The current versions of the catalogue standards (i.e. CAT 2.0, CAT 3.0) — developed in the early 2000s — are implemented in an operation-oriented XML/RPC manner that has contributed significantly to building distributed catalogue systems but this legacy no longer fits with current web search and discovery practices.
The next version (“OGC API – Catalogues”) will remedy this shortcoming and bring OGC catalogue standards into closer alignment with both modern Web usage and the practices laid out in the Spatial Data on the Web Best Practices document jointly developed by OGC and W3C.
The main purpose of this SWG will be to develop and propose a standard for geographically-anchored poses (geopose) with 6 degrees of freedom referenced to one or more standardized Coordinate Reference Systems.
The combination of position (up/down [z], left/right [x] and forward/backward [y]) and orientation (pitch, roll, and yaw) with 6 degrees of freedom for objects in computer graphics and robotics is usually referred to as the object’s “pose.” Pose can be expressed as being in relation to other objects and/or to the user. When a pose is defined relative to a geographical frame of reference or coordinate system, it will be called a geographically anchored pose, or ‘geopose’ for short.

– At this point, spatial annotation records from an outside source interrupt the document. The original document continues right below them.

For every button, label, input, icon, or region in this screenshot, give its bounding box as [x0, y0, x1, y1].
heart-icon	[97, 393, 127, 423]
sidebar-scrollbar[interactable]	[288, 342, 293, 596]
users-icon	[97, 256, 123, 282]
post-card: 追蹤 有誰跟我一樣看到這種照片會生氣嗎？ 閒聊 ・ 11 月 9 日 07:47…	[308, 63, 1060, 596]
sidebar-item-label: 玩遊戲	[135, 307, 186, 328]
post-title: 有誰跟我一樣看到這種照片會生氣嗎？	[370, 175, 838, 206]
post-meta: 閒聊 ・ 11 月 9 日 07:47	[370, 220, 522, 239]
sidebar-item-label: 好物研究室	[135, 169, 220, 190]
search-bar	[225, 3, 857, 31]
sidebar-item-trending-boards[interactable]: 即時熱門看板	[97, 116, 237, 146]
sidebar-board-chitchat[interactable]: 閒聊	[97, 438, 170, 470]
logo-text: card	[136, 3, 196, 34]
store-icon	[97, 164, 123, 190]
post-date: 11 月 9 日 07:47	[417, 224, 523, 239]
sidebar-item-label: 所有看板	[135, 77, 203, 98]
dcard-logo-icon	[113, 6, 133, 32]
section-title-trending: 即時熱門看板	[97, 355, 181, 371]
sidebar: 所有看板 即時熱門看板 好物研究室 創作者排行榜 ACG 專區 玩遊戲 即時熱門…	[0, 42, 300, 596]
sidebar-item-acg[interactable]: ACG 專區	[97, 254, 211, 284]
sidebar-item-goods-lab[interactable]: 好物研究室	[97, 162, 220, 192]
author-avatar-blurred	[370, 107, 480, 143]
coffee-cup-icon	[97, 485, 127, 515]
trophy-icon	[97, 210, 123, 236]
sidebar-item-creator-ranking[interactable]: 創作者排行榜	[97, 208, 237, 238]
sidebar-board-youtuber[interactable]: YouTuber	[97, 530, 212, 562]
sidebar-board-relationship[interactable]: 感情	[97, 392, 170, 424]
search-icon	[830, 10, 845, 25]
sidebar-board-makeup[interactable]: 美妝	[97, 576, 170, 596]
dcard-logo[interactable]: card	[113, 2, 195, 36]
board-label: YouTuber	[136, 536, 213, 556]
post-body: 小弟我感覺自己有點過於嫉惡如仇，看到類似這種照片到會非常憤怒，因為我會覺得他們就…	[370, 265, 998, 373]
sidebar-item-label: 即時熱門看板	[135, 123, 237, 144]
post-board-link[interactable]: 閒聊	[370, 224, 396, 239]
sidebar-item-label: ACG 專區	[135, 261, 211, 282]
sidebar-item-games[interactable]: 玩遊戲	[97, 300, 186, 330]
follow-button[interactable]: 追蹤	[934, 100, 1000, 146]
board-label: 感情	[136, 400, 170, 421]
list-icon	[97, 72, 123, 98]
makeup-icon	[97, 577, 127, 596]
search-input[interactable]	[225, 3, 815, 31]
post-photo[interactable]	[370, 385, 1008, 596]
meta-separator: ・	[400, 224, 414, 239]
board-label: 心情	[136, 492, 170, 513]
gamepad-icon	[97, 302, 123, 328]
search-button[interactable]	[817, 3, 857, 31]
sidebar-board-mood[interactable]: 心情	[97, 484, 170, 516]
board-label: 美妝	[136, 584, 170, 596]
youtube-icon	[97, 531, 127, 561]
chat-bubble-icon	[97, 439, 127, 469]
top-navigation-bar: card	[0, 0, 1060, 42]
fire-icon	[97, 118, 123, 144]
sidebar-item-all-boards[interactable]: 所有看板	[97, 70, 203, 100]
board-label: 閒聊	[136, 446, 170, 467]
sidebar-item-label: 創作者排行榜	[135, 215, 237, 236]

An object with a geopose may be any real physical object. This includes objects such as AR display devices (proxy for a user’s eyes), vehicles, robots, or even a park bench. It may also be a digital object like a BIM model, a computer game asset, the origin and orientation of the local coordinate system of an AR device, or a point-cloud dataset.
All physical world objects inherently have a geographically-anchored pose. Unfortunately, there is not a standard for universally expressing the pose in a manner that can be interpreted and used across the range of modern computing platforms.
The ability to specify the geopose of any object will aid in interoperability between real world 3D spatial computing systems, such as those under development for autonomous vehicles, augmented reality (AR), 3D map visualization, or any digital representation of the physical world or part therein (digital twins).
Members of the Geopose SWG will work towards defining an interoperable way to express, record, transform, and share the geopose of objects in a consistent manner across different applications, users, devices, services, and platforms.